Virus hunters combing through the wreckage of the zero-day WMF (Windows Metafile) attacks have found evidence that exploit code was being peddled by Russian hacker groups for $4,000 a pop.
The first sign of an exploit was traced back to the middle of December 2005, a full two weeks before anti-virus vendors started noticing mysterious WMF files rigged with malicious executable code, says Alexander Gostev, a senior virus analyst at Kaspersky Lab.
"One very important aspect of this case is that the vulnerability was first identified by members of the computer underground," Gostev said.
"Around the middle of December, this exploit could be bought from a number of specialized sites. [Two or three] hacker groups from Russia were selling this exploit for $4,000," he added, confirming a widely held suspicion that a lucrative market exists for code that can exploit unpatched Windows vulnerabilities.
According to Gostev, the rival hacker gangs did not seem to fully understand the exact nature of the vulnerability.
It wasnt until a cyber-criminal purchased the code and found a way to incorporate it into adware, spyware and Trojan attacks that the severity of the vulnerability became public.
In a research note that discusses the evolution of malware over the last three months, Gostev said it was most likely that the vulnerability was detected by an unnamed person around Dec. 1, 2005.
However, it took a few days for the exploit enabling random code to be executed on the victim machine to be developed and put on the market.
"We dont know who was the first to discover the vulnerability; we only know who was involved in creating and distributing the exploit and subsequent modifications.
The data we have, plus the Russian involvement, make it clear that information about the vulnerability was not passed to companies such as eEye or iDefense, which specialize in identifying vulnerabilities," Gostev said.
He said the hacker groups clearly didnt understand exactly how the vulnerability functions and was more intent on selling it to cyber-criminals in Russia for quick profit.
"[R]esearch bodies did not have information about the fact that the exploit was being sold, due to the fact that it was created for the Russian market," he added.
Jim Melnick, director of threat operations at Reston, Va.-based vulnerability research firm iDefense, said his teams research confirms some of Gostevs findings.
"We did see some early activity coming out of the Russian sites. There was a pump-and-dump stock scheme going on at the time and a Russian hacker who we think has some connection to this mentioned that the WMF flaw was already being exploited quietly," Melnick said in an interview with eWEEK.
"Its likely it was being used in very small, targeted attacks before even the anti-virus vendors got wind of it," he added.
By Dec. 27, a three-sentence warning on the Bugtraq mailing list provided the first evidence that Web sites were hosting malicious WMF images that were evading anti-virus scanners:
"Warning the following URL successfully exploited a fully patched windows xp system with a freshly updated norton anti virus," said the note, which was posted by "firstname.lastname@example.org."

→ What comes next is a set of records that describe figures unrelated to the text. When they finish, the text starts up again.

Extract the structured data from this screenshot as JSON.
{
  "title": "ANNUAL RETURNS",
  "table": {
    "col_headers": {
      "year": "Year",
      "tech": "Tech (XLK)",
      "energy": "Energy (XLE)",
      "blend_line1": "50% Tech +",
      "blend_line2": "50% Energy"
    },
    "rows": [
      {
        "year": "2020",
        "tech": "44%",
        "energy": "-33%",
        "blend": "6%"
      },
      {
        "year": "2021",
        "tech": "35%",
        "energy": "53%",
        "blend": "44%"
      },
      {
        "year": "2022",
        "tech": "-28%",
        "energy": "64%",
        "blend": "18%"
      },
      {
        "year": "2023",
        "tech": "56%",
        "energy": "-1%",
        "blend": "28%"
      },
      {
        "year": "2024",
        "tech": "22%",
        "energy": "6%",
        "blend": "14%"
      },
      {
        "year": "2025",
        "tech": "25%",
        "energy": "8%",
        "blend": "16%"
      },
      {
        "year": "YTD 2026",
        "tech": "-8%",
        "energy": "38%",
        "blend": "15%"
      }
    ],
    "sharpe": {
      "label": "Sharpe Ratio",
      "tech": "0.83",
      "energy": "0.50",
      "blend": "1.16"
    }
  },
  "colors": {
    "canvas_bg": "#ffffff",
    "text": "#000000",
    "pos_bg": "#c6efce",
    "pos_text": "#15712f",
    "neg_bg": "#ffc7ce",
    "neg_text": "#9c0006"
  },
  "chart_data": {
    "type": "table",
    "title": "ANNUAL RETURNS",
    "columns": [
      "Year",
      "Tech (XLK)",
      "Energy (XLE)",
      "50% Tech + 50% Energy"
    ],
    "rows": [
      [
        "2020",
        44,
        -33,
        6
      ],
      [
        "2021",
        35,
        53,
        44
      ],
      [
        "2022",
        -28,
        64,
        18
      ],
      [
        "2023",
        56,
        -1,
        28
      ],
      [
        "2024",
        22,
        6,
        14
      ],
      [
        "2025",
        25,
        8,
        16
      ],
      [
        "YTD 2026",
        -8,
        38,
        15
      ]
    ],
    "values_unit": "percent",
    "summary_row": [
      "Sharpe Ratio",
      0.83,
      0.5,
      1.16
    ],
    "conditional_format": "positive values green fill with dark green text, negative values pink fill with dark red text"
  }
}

It included a URL with a site hosting the exploit and warned that the exploit is executed once the site is launched by a browser.
By Dec. 29 through the first week of January 2005, more than a thousand malicious WMF images were detected, prompting the release of unofficial patches and, eventually, an emergency update outside of the monthly patching cycle.
According to iDefenses Melnick, the WMF issue underscores the rebirth of underground hacker sites offering malware for sale.
"The $4,000 price seems a bit high, but theres no doubt that these things are back out in the open," he said.
Last October, the U.S. Secret Service announced arrests in "Operation Firewall," which targeted sites like Shadowcrew.com, Carderplanet.com and key members of the online carding community.
The three groups ran Web sites that exchanged new techniques and methods to commit online fraud and hijacked sensitive personal information.
After the "Operation Firewall" crackdown, Melnick said the brazen activity subsided.
"A lot of the English-language sites were knocked out after those arrests. It had been quiet for several months, but were noticing that the Russian sites are back. The WMF issue confirms they are back."
"It wont surprise me at all if we have another WMF incident a few months from now. There are dozens of these sites with hackers offering zero-day code for sale all the time. They even have a mechanism to test the code to make sure it is legitimate and will get past anti-virus software," Melnick added.